Writing is a fascinating way to bring your thoughts out of hiding. It’s not a matter of whether you can make money from writing or not. It’s a matter of whether you can be a useful member of society. I have already retired from one job, so I have fulfilled my economic utility as a member of society. It’s not my job anymore, it’s the job of future generations. I’m done living paycheck to paycheck, my family is well off, and my children are grown.
I still write, but my writing tools are very simple. A Bluetooth keyboard and a cell phone. Since I’ve been writing, I feel like I’m rich and happy with just those two tools. I still struggle to keep up with my typing speed, but that’s okay. Most people who type fast also develop carpal tunnel syndrome, but I don’t think I’m going to get it at my stuttering speed. If you look closely, the only fingers I use to type are the six left and right ones that are hard at work. My index finger, middle finger, and sometimes my thumb. My thumb is only used to hit the space bar, and I do most of my writing with my index and middle fingers.
Writing is a revealing process, but it’s fascinating how consonants and vowels come together to form words. In Hangul, consonants always go first. The vowels follow later. It’s like a mother rushing to catch up with her young son as he runs out of her sight. It’s fascinating how writing can reveal a writer’s thoughts and move people who read it. I don’t care if no one reads my words. It has the effect of ordering my thoughts one by one through writing. When I write, my confused mind calms down and my thoughts are organized. This is the healing effect of writing.

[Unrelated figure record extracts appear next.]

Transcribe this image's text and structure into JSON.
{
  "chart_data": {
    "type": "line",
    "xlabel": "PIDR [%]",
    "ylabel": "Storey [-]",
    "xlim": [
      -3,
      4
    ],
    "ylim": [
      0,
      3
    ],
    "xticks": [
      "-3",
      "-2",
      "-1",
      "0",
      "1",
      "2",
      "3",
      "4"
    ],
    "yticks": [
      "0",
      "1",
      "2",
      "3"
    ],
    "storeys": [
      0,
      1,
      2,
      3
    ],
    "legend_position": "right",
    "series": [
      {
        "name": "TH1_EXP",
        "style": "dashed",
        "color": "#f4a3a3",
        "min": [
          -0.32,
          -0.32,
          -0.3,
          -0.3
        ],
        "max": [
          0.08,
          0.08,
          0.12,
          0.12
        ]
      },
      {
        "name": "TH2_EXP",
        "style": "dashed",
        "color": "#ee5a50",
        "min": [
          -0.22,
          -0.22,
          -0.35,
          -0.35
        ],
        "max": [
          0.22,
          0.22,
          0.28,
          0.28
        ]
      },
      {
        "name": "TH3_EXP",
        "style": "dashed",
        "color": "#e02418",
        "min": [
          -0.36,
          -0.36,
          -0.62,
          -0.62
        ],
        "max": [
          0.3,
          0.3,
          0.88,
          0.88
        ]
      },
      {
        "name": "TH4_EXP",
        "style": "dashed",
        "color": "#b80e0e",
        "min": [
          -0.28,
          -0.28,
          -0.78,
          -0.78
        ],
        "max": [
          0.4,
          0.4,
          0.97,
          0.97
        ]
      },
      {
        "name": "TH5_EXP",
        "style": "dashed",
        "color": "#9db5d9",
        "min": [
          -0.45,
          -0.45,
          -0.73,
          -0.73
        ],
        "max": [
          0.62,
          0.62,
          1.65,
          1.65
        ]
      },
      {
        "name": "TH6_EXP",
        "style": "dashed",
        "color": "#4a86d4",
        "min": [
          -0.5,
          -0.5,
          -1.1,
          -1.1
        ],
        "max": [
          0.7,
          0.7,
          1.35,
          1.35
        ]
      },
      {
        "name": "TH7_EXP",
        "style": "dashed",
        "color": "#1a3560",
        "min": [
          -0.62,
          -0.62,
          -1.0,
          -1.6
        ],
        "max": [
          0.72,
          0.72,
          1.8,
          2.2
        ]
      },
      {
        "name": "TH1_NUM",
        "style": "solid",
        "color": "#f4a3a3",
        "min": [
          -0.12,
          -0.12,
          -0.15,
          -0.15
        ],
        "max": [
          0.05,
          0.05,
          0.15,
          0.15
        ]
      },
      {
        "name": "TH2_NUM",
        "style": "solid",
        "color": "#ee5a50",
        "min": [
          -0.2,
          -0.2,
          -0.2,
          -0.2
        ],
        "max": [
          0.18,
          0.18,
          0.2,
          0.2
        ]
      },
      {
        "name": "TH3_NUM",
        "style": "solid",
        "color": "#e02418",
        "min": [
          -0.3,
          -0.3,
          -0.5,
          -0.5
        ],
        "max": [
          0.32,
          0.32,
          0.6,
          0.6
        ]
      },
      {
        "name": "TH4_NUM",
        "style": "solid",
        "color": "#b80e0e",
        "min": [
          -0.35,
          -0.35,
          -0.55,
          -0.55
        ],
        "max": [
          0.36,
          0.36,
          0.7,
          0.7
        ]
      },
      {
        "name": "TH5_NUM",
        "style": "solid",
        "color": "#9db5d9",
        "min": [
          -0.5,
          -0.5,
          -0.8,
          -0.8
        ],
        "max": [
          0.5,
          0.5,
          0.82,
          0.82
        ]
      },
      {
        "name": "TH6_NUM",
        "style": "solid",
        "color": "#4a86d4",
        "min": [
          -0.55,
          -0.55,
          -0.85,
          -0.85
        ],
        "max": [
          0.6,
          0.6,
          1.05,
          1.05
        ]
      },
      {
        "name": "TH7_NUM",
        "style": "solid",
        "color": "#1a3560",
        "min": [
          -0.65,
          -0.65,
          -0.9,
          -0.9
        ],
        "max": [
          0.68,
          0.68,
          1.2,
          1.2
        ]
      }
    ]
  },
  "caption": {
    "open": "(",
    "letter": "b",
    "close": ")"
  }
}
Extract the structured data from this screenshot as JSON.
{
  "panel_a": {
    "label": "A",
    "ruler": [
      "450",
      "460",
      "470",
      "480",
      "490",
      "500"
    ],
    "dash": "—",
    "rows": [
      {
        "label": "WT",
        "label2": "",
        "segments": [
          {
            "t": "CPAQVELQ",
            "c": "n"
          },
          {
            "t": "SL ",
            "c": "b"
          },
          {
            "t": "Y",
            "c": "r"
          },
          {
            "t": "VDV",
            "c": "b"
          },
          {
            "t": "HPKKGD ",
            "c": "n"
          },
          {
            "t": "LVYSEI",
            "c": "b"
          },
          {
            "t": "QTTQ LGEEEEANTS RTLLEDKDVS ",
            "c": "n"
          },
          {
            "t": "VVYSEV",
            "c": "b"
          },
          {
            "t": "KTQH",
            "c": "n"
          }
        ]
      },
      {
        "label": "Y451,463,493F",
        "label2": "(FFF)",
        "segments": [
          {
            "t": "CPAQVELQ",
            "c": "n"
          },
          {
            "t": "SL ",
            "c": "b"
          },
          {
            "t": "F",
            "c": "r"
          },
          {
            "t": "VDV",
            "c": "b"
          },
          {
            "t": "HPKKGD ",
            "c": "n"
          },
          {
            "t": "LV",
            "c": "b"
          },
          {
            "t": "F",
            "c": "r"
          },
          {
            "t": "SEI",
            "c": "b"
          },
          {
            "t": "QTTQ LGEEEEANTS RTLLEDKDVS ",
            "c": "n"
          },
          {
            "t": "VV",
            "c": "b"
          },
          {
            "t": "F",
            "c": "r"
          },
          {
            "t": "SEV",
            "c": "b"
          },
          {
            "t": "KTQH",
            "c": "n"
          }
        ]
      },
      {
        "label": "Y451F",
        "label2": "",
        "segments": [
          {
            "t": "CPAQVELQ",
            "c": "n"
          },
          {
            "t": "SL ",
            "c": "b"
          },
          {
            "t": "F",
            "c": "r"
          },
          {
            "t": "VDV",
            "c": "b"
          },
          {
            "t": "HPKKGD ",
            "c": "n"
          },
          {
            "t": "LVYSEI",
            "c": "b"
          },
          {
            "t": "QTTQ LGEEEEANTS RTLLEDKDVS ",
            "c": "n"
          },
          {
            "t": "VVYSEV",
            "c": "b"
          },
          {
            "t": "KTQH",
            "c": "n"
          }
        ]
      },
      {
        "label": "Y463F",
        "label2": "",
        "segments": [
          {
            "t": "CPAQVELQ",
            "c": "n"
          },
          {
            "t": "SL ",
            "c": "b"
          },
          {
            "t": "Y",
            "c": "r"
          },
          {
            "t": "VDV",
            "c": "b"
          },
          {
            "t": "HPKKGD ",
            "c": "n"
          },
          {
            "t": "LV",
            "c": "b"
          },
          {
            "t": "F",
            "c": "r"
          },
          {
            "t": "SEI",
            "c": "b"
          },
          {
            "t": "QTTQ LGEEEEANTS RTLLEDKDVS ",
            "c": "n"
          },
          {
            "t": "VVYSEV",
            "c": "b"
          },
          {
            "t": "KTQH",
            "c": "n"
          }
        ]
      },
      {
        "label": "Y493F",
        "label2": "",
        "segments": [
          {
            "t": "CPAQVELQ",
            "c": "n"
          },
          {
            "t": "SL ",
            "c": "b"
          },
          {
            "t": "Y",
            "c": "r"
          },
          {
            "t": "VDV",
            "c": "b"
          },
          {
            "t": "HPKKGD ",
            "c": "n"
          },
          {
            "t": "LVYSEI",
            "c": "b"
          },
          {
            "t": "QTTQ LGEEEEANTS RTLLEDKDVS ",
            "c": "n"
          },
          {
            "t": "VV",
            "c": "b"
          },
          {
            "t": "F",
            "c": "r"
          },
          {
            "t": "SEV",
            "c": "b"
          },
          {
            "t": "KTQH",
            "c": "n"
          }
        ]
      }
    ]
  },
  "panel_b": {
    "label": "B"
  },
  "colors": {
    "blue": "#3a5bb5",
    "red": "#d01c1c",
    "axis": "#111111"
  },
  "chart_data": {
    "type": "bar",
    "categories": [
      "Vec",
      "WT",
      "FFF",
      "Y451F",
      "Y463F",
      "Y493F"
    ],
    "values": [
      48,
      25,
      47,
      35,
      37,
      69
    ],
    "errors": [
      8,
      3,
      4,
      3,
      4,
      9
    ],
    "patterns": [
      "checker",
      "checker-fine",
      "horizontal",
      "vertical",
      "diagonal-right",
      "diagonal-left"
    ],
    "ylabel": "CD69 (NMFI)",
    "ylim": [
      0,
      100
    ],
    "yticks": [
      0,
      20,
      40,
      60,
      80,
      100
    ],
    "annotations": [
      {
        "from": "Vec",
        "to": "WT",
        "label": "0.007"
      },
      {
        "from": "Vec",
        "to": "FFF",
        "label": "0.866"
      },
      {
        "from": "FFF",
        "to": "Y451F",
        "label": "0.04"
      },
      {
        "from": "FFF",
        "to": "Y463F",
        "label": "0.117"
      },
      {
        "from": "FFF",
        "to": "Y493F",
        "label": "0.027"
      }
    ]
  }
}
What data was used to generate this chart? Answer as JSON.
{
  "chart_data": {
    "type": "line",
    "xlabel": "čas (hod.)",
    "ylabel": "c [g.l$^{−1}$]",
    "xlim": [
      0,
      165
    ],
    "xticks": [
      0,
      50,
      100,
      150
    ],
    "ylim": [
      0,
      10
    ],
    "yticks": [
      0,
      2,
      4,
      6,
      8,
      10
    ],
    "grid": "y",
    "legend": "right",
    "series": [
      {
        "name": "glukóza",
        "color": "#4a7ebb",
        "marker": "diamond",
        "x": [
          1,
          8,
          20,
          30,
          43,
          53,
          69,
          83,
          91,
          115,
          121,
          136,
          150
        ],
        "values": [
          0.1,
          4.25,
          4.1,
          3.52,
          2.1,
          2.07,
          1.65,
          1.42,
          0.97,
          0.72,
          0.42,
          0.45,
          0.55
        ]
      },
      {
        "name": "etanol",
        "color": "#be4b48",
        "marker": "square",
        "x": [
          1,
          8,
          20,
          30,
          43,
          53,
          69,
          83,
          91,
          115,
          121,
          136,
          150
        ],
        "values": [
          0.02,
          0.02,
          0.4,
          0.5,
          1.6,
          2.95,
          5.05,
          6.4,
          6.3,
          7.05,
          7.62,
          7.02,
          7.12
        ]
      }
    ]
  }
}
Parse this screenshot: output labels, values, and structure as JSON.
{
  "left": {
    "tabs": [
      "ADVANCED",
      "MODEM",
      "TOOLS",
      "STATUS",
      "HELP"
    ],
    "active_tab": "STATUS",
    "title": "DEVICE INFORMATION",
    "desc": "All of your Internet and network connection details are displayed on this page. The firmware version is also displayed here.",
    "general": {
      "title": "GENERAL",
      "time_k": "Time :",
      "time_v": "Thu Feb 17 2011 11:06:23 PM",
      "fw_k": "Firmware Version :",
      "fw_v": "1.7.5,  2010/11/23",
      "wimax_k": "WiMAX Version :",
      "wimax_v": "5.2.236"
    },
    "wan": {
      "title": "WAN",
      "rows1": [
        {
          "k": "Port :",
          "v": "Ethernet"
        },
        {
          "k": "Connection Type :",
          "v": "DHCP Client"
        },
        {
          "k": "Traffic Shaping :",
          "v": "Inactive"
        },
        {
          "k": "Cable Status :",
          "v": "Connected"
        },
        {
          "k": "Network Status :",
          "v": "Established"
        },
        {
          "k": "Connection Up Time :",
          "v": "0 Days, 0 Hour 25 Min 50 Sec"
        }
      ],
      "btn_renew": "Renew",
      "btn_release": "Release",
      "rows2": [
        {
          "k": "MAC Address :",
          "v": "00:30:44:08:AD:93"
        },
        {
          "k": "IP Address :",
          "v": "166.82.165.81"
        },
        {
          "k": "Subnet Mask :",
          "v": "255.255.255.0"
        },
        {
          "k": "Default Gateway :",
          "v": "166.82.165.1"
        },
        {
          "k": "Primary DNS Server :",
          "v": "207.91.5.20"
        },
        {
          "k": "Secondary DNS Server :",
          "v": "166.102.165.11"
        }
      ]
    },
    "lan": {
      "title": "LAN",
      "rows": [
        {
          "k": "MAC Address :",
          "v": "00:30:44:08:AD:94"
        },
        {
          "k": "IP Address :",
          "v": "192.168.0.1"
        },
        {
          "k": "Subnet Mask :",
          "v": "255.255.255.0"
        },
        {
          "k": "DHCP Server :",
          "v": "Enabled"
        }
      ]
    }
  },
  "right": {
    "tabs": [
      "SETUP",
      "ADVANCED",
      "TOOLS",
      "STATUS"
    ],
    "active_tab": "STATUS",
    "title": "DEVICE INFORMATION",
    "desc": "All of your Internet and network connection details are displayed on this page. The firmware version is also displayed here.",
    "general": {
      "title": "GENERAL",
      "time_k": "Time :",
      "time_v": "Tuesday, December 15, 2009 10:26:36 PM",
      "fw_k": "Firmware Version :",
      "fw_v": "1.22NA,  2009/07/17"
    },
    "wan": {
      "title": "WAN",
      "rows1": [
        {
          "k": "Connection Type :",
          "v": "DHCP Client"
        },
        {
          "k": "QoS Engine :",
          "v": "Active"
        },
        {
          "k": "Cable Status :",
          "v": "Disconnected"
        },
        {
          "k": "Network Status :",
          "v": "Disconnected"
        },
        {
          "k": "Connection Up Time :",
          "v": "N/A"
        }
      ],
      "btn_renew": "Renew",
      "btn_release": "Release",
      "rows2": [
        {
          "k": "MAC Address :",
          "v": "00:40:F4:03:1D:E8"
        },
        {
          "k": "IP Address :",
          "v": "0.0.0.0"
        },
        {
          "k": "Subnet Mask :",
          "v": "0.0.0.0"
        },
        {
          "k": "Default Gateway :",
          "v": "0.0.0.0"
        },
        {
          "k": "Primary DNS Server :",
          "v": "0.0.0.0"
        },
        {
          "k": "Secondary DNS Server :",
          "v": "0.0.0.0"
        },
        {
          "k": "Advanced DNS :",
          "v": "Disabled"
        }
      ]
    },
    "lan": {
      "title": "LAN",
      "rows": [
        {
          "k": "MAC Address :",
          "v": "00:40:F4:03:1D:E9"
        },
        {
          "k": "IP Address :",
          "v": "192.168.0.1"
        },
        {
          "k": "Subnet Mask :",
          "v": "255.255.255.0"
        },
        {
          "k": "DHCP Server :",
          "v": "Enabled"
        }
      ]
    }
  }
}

I’m writing again today. As long as you are alive, you have something to see, hear, and think about. Being a writer is the best job for people in their fifties and sixties. It is a time when you have accumulated experience and knowledge over the years, and you are free from earning money, whether willingly or unwillingly. If you still pursue physical favors at that age, it will only lead to mental emptiness and adult diseases. If this is the result of trying so hard to eat well and live well for the past years, how much better will it be now that your hair is white and your body is dull? You should be able to give up what doesn’t work. That is a wise life. If I have accumulated experience and knowledge over the course of five or six decades, but my life hasn’t changed, what does that experience and knowledge mean to me? In that sense, writing is a tool for maturing in your 50s and 60s. No matter how I think about it, I’m glad I decided to become a writer.